A couple of weeks back I was talking with a friend about indexing texts. She (Hi Drea!) works with medieval dye recipes rather than culinary ones, but we both have the same sorts of problems with trying to search texts that are littered with spelling variations and foreign words.
That conversation got me thinking about, and then experimenting with, a couple possibilities for an improved cookbook search for my website. One of my tests proved to be very functional and much more efficient, so now I've got the new indexing and search interface written and am half way through building new indexes for all the cookbooks.
(While building the indexes is no longer as much work as it used to be - and the new system is a lot more maintainable - it's still a rather labor intensive task.)

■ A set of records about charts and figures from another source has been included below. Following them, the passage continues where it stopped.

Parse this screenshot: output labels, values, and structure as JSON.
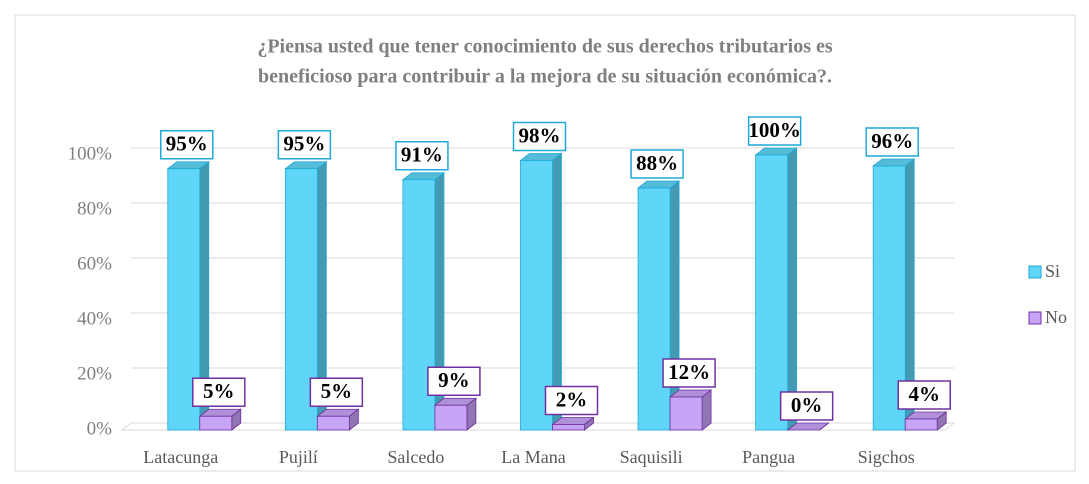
{
  "chart_data": {
    "type": "bar3d",
    "title": [
      "¿Piensa usted que tener conocimiento de sus derechos tributarios es",
      "beneficioso para contribuir a la mejora de su situación económica?."
    ],
    "categories": [
      "Latacunga",
      "Pujilí",
      "Salcedo",
      "La Mana",
      "Saquisili",
      "Pangua",
      "Sigchos"
    ],
    "series": [
      {
        "name": "Si",
        "color": "#5fd6f7",
        "values": [
          95,
          95,
          91,
          98,
          88,
          100,
          96
        ],
        "value_labels": [
          "95%",
          "95%",
          "91%",
          "98%",
          "88%",
          "100%",
          "96%"
        ]
      },
      {
        "name": "No",
        "color": "#c8a4f7",
        "values": [
          5,
          5,
          9,
          2,
          12,
          0,
          4
        ],
        "value_labels": [
          "5%",
          "5%",
          "9%",
          "2%",
          "12%",
          "0%",
          "4%"
        ]
      }
    ],
    "ylim": [
      0,
      100
    ],
    "yticks": [
      {
        "value": 0,
        "label": "0%"
      },
      {
        "value": 20,
        "label": "20%"
      },
      {
        "value": 40,
        "label": "40%"
      },
      {
        "value": 60,
        "label": "60%"
      },
      {
        "value": 80,
        "label": "80%"
      },
      {
        "value": 100,
        "label": "100%"
      }
    ],
    "grid": true,
    "legend": "right"
  }
}
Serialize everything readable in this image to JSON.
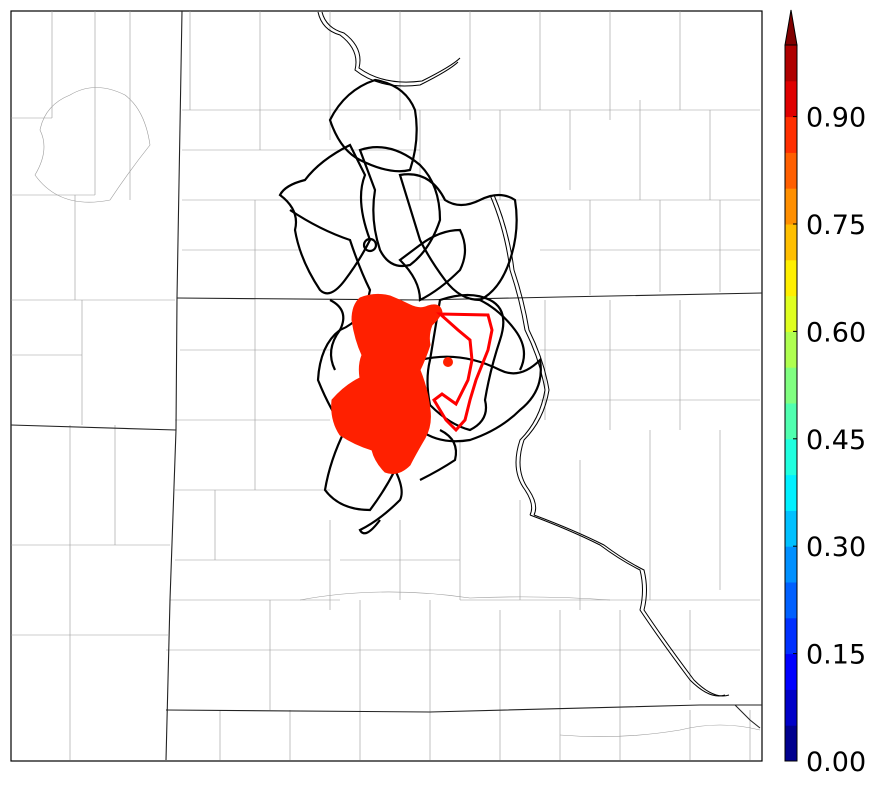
{
  "map": {
    "region": "US central plains county map",
    "features": {
      "county_lines": "light gray",
      "state_lines": "dark",
      "rivers": "double black lines",
      "probability_fill": "red",
      "ensemble_contours": "black",
      "observed_outline": "red"
    },
    "fill_color": "#ff2000",
    "outline_color": "#ff0000",
    "contour_color": "#000000"
  },
  "colorbar": {
    "ticks": [
      "0.00",
      "0.15",
      "0.30",
      "0.45",
      "0.60",
      "0.75",
      "0.90"
    ],
    "extend": "max",
    "levels": [
      0,
      0.05,
      0.1,
      0.15,
      0.2,
      0.25,
      0.3,
      0.35,
      0.4,
      0.45,
      0.5,
      0.55,
      0.6,
      0.65,
      0.7,
      0.75,
      0.8,
      0.85,
      0.9,
      0.95,
      1.0
    ],
    "colors": [
      "#00008f",
      "#0000c8",
      "#0000ff",
      "#0030ff",
      "#0060ff",
      "#0090ff",
      "#00c0ff",
      "#00f0ff",
      "#20ffdf",
      "#50ffaf",
      "#80ff80",
      "#afff50",
      "#dfff20",
      "#ffef00",
      "#ffbf00",
      "#ff8f00",
      "#ff5f00",
      "#ff2f00",
      "#df0000",
      "#af0000"
    ],
    "extend_color": "#800000"
  }
}
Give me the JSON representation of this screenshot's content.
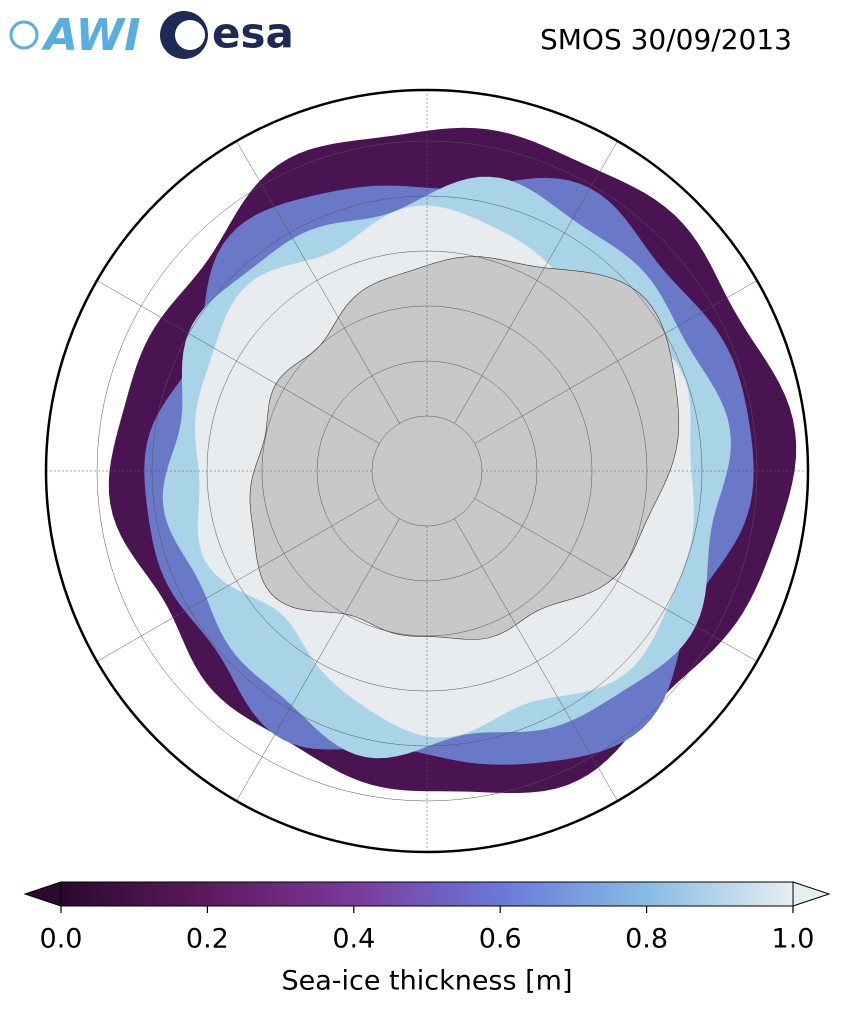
{
  "header": {
    "title": "SMOS 30/09/2013",
    "logos": [
      "AWI",
      "esa"
    ]
  },
  "colorbar": {
    "label": "Sea-ice thickness [m]",
    "lim": [
      0,
      1
    ],
    "ticks": [
      {
        "value": 0,
        "label": "0.0"
      },
      {
        "value": 0.2,
        "label": "0.2"
      },
      {
        "value": 0.4,
        "label": "0.4"
      },
      {
        "value": 0.6,
        "label": "0.6"
      },
      {
        "value": 0.8,
        "label": "0.8"
      },
      {
        "value": 1,
        "label": "1.0"
      }
    ],
    "colors": [
      "#2a0a2e",
      "#5c1a5e",
      "#7a3a9a",
      "#6a78d8",
      "#86bce4",
      "#e6eef0"
    ]
  }
}
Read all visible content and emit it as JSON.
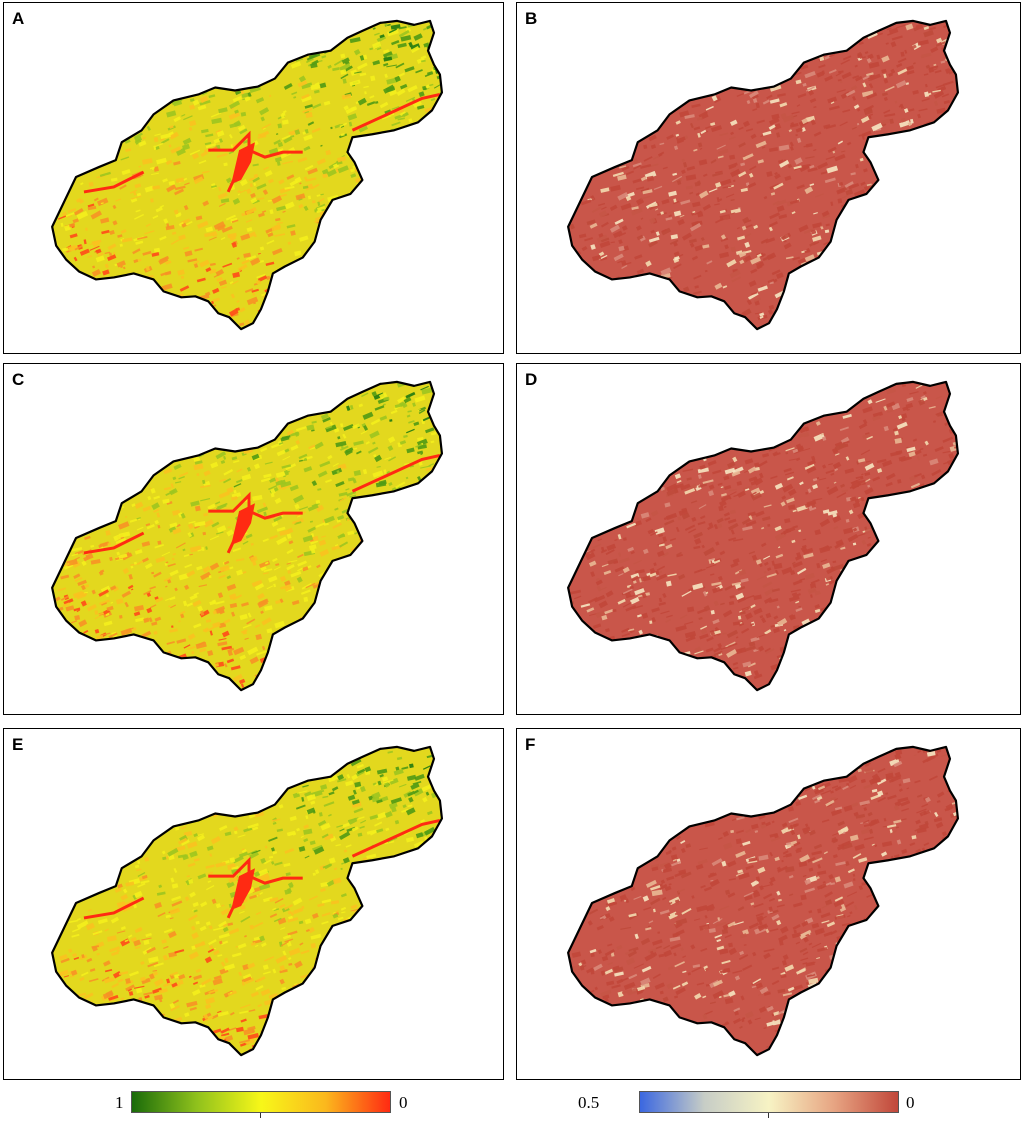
{
  "panels": [
    {
      "label": "A",
      "type": "index-a"
    },
    {
      "label": "B",
      "type": "index-b"
    },
    {
      "label": "C",
      "type": "index-a"
    },
    {
      "label": "D",
      "type": "index-b"
    },
    {
      "label": "E",
      "type": "index-a"
    },
    {
      "label": "F",
      "type": "index-b"
    }
  ],
  "legend_left": {
    "max_label": "1",
    "min_label": "0",
    "colors": [
      "#1a6b0a",
      "#8fc11c",
      "#f7f719",
      "#fbb81d",
      "#ff2a12"
    ]
  },
  "legend_right": {
    "max_label": "0.5",
    "min_label": "0",
    "colors": [
      "#3b67e0",
      "#c7cdc6",
      "#f7f3c4",
      "#e7a583",
      "#c1473a"
    ]
  },
  "palette": {
    "green_yellow_base": "#e3d81e",
    "red_base": "#c9564a",
    "border": "#000000"
  }
}
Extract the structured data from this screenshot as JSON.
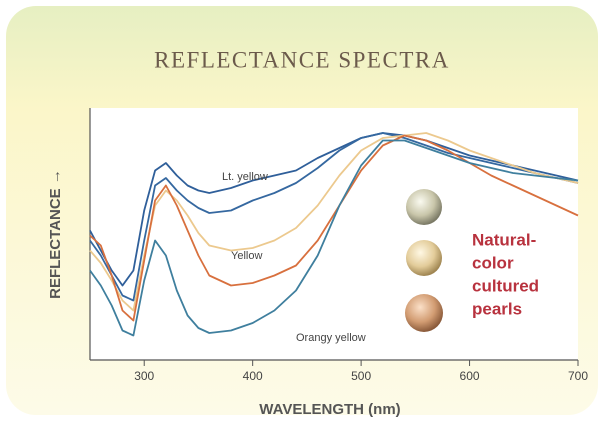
{
  "chart_data": {
    "type": "line",
    "title": "REFLECTANCE SPECTRA",
    "x_label": "WAVELENGTH (nm)",
    "y_label": "REFLECTANCE →",
    "x": [
      250,
      260,
      270,
      280,
      290,
      300,
      310,
      320,
      330,
      340,
      350,
      360,
      380,
      400,
      420,
      440,
      460,
      480,
      500,
      520,
      540,
      560,
      580,
      600,
      620,
      640,
      660,
      680,
      700
    ],
    "xlim": [
      250,
      700
    ],
    "xticks": [
      300,
      400,
      500,
      600,
      700
    ],
    "ylim": [
      0,
      100
    ],
    "series": [
      {
        "name": "Lt. yellow",
        "color": "#2f5f9a",
        "values": [
          51,
          43,
          35,
          29,
          35,
          59,
          75,
          78,
          73,
          69,
          67,
          66,
          68,
          71,
          73,
          75,
          80,
          84,
          88,
          90,
          89,
          87,
          84,
          81,
          79,
          77,
          75,
          73,
          71
        ]
      },
      {
        "color": "#3568a0",
        "values": [
          47,
          41,
          33,
          25,
          23,
          47,
          69,
          72,
          67,
          63,
          60,
          58,
          59,
          63,
          66,
          70,
          76,
          83,
          88,
          90,
          88,
          85,
          82,
          80,
          78,
          76,
          74,
          72,
          70
        ]
      },
      {
        "color": "#ecc98e",
        "values": [
          43,
          38,
          31,
          23,
          19,
          41,
          61,
          67,
          63,
          57,
          50,
          45,
          43,
          44,
          47,
          52,
          61,
          73,
          83,
          88,
          89,
          90,
          87,
          83,
          80,
          77,
          74,
          72,
          70
        ]
      },
      {
        "name": "Yellow",
        "color": "#d8703e",
        "values": [
          49,
          45,
          33,
          19,
          15,
          39,
          63,
          69,
          61,
          51,
          41,
          33,
          29,
          30,
          33,
          37,
          47,
          61,
          75,
          85,
          89,
          87,
          83,
          78,
          73,
          69,
          65,
          61,
          57
        ]
      },
      {
        "name": "Orangy yellow",
        "color": "#3f7f9e",
        "values": [
          35,
          29,
          21,
          11,
          9,
          31,
          47,
          41,
          27,
          17,
          12,
          10,
          11,
          14,
          19,
          27,
          41,
          61,
          77,
          87,
          87,
          84,
          81,
          78,
          76,
          74,
          73,
          72,
          71
        ]
      }
    ],
    "annotation": [
      "Natural-",
      "color",
      "cultured",
      "pearls"
    ]
  }
}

Two of the texts I've done so far - "Two Fifteenth Century Cookery Books" and "Forme of Cury" - are the most irritating. They're not only large and loaded with medieval spellings, but they contain many uses of certain words I've now come to loathe.
Pyk - This word, along with its variants (pik, pyke, etc.) can mean pike (as in "Take a fresh pyk and remove the scales") or pick (as in "and then pyk out the bones"). This word is by far the worst, with no consistency in how a given spelling is used. The only saving grace is that "pick" isn't an ingredient, so I could go through the text and mark all the cases where "pyk" meant "pick" so they wouldn't be indexed. Anything left is therefore "pike".
Flowre - There are a surprising number of variants for this one (flour, flower, floure). Indexing them was made a little easier in that a plural always indicates "flowers". One text did have a couple cases where "flower" meant "flour" though, which is really awkward because people who search on "flower" don't want to see recipes with "flour" but do want to see recipes with "flowers".
Eles - Almost as much of a pain as "pyk". Here the many variants (els, elys, etc.) can mean either "eels" or "else". Again though, I only need to index one of the terms.
Grains - For this one I have a different issue. "Grains" can mean ... well, grains, like wheat. Alternately, it could be part of the term "grains of paradise" meaning the seeds of the plant Aframomum melegueta. Generally the plural always means "grains of paradise" and the singular means "grain".
Even though I'm an incredible word geek, after working on these texts I really do hate these words. I also have a renewed appreciation for standardized spelling (or "standardised" for those in the UK).